The convergence and optimization summary information in Output 23.10.3 indicates that the scale regression model for the lognormal distribution has converged with the default optimization technique in five iterations.

Output 23.10.3: Optimization Summary for the Scale Regression Model with Class and Interaction Effects

Convergence Status
Convergence criterion (GCONV=1E-8) satisfied.

Optimization Summary
Optimization Technique Trust Region
Iterations 5
Function Calls 14
Log Likelihood -8286.8



The "Parameter Estimates" table in Output 23.10.4 shows the distribution parameter estimates and estimates for various regression effects. You can use the estimates for effects that contain CLASS variables to infer the relative influence of various CLASS variable levels. For example, on average, the magnitude of losses that are incurred by the female drivers is $\exp (0.44145) \approx 1.56$ times greater than that of male drivers, and an SUV driver with an advanced degree incurs a loss that is on average $\exp (0.39393)/\exp (-0.35210) \approx 2.11$ times greater than the loss that a college-educated sedan driver incurs. Neither the continuous-by-class effect income*gender nor the polynomial continuous effect carSafety*income is significant in this example.

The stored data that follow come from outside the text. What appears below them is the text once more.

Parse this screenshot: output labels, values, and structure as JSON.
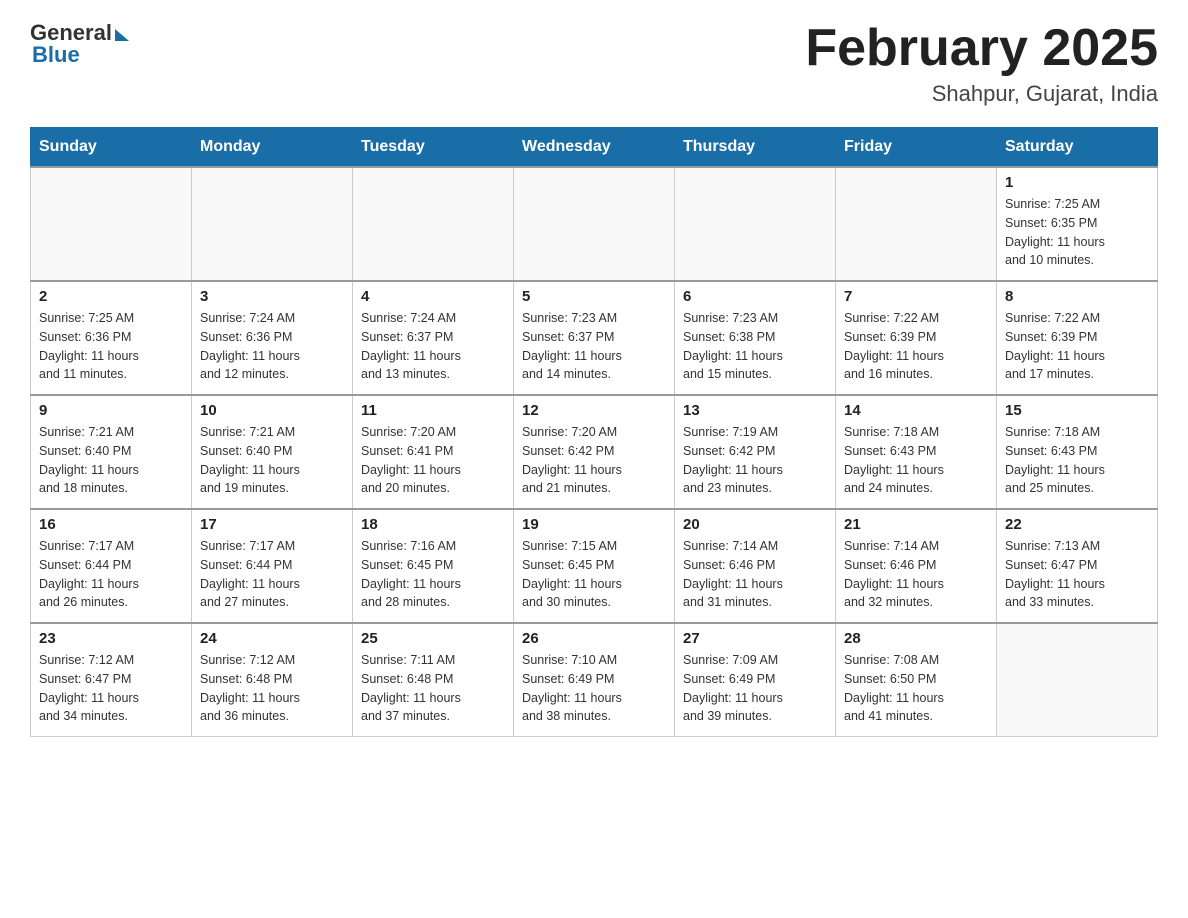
{
  "header": {
    "logo_general": "General",
    "logo_blue": "Blue",
    "month_title": "February 2025",
    "location": "Shahpur, Gujarat, India"
  },
  "weekdays": [
    "Sunday",
    "Monday",
    "Tuesday",
    "Wednesday",
    "Thursday",
    "Friday",
    "Saturday"
  ],
  "weeks": [
    [
      {
        "day": "",
        "info": ""
      },
      {
        "day": "",
        "info": ""
      },
      {
        "day": "",
        "info": ""
      },
      {
        "day": "",
        "info": ""
      },
      {
        "day": "",
        "info": ""
      },
      {
        "day": "",
        "info": ""
      },
      {
        "day": "1",
        "info": "Sunrise: 7:25 AM\nSunset: 6:35 PM\nDaylight: 11 hours\nand 10 minutes."
      }
    ],
    [
      {
        "day": "2",
        "info": "Sunrise: 7:25 AM\nSunset: 6:36 PM\nDaylight: 11 hours\nand 11 minutes."
      },
      {
        "day": "3",
        "info": "Sunrise: 7:24 AM\nSunset: 6:36 PM\nDaylight: 11 hours\nand 12 minutes."
      },
      {
        "day": "4",
        "info": "Sunrise: 7:24 AM\nSunset: 6:37 PM\nDaylight: 11 hours\nand 13 minutes."
      },
      {
        "day": "5",
        "info": "Sunrise: 7:23 AM\nSunset: 6:37 PM\nDaylight: 11 hours\nand 14 minutes."
      },
      {
        "day": "6",
        "info": "Sunrise: 7:23 AM\nSunset: 6:38 PM\nDaylight: 11 hours\nand 15 minutes."
      },
      {
        "day": "7",
        "info": "Sunrise: 7:22 AM\nSunset: 6:39 PM\nDaylight: 11 hours\nand 16 minutes."
      },
      {
        "day": "8",
        "info": "Sunrise: 7:22 AM\nSunset: 6:39 PM\nDaylight: 11 hours\nand 17 minutes."
      }
    ],
    [
      {
        "day": "9",
        "info": "Sunrise: 7:21 AM\nSunset: 6:40 PM\nDaylight: 11 hours\nand 18 minutes."
      },
      {
        "day": "10",
        "info": "Sunrise: 7:21 AM\nSunset: 6:40 PM\nDaylight: 11 hours\nand 19 minutes."
      },
      {
        "day": "11",
        "info": "Sunrise: 7:20 AM\nSunset: 6:41 PM\nDaylight: 11 hours\nand 20 minutes."
      },
      {
        "day": "12",
        "info": "Sunrise: 7:20 AM\nSunset: 6:42 PM\nDaylight: 11 hours\nand 21 minutes."
      },
      {
        "day": "13",
        "info": "Sunrise: 7:19 AM\nSunset: 6:42 PM\nDaylight: 11 hours\nand 23 minutes."
      },
      {
        "day": "14",
        "info": "Sunrise: 7:18 AM\nSunset: 6:43 PM\nDaylight: 11 hours\nand 24 minutes."
      },
      {
        "day": "15",
        "info": "Sunrise: 7:18 AM\nSunset: 6:43 PM\nDaylight: 11 hours\nand 25 minutes."
      }
    ],
    [
      {
        "day": "16",
        "info": "Sunrise: 7:17 AM\nSunset: 6:44 PM\nDaylight: 11 hours\nand 26 minutes."
      },
      {
        "day": "17",
        "info": "Sunrise: 7:17 AM\nSunset: 6:44 PM\nDaylight: 11 hours\nand 27 minutes."
      },
      {
        "day": "18",
        "info": "Sunrise: 7:16 AM\nSunset: 6:45 PM\nDaylight: 11 hours\nand 28 minutes."
      },
      {
        "day": "19",
        "info": "Sunrise: 7:15 AM\nSunset: 6:45 PM\nDaylight: 11 hours\nand 30 minutes."
      },
      {
        "day": "20",
        "info": "Sunrise: 7:14 AM\nSunset: 6:46 PM\nDaylight: 11 hours\nand 31 minutes."
      },
      {
        "day": "21",
        "info": "Sunrise: 7:14 AM\nSunset: 6:46 PM\nDaylight: 11 hours\nand 32 minutes."
      },
      {
        "day": "22",
        "info": "Sunrise: 7:13 AM\nSunset: 6:47 PM\nDaylight: 11 hours\nand 33 minutes."
      }
    ],
    [
      {
        "day": "23",
        "info": "Sunrise: 7:12 AM\nSunset: 6:47 PM\nDaylight: 11 hours\nand 34 minutes."
      },
      {
        "day": "24",
        "info": "Sunrise: 7:12 AM\nSunset: 6:48 PM\nDaylight: 11 hours\nand 36 minutes."
      },
      {
        "day": "25",
        "info": "Sunrise: 7:11 AM\nSunset: 6:48 PM\nDaylight: 11 hours\nand 37 minutes."
      },
      {
        "day": "26",
        "info": "Sunrise: 7:10 AM\nSunset: 6:49 PM\nDaylight: 11 hours\nand 38 minutes."
      },
      {
        "day": "27",
        "info": "Sunrise: 7:09 AM\nSunset: 6:49 PM\nDaylight: 11 hours\nand 39 minutes."
      },
      {
        "day": "28",
        "info": "Sunrise: 7:08 AM\nSunset: 6:50 PM\nDaylight: 11 hours\nand 41 minutes."
      },
      {
        "day": "",
        "info": ""
      }
    ]
  ]
}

Output 23.10.4: Parameter Estimates for the Scale Regression with Class and Interaction Effects

Parameter Estimates
Parameter Estimate Standard
Error
t Value Approx
Pr > |t|
Mu 5.08874 0.05768 88.23 <.0001
Sigma 0.55774 0.01119 49.86 <.0001
carType SUV 0.62459 0.04452 14.03 <.0001
gender Female 0.44145 0.04885 9.04 <.0001
carSafety -0.82942 0.08371 -9.91 <.0001
income -0.35212 0.07657 -4.60 <.0001
carType*education SUV AdvancedDegree 0.39393 0.07351 5.36 <.0001
carType*education SUV College 0.76532 0.05723 13.37 <.0001
carType*education Sedan AdvancedDegree -0.61064 0.05387 -11.34 <.0001
carType*education Sedan College -0.35210 0.03942 -8.93 <.0001
income*gender Female -0.01486 0.06629 -0.22 0.8226
carSafety*income 0.07045 0.11447 0.62 0.5383



If you want to update the model when new claims data arrive, then you can potentially speed up the estimation process by specifying the OUTSTORE= item store that is created by the preceding PROC HPSEVERITY step as an INSTORE= item store in a new PROC HPSEVERITY step as follows:

/* Refit scale regression model on new data different types of regression effects */
proc hpseverity data=withNewLosses instore=eststore print=all plots=all;
   loss lossAmount / lt=deductible rc=limit;
   class carType gender education;
   scalemodel carType gender carSafety income education*carType
              income*gender carSafety*income;
   dist logn;
run;

PROC HPSEVERITY uses the parameter estimates in the INSTORE= item store to initialize the distribution and regression parameters.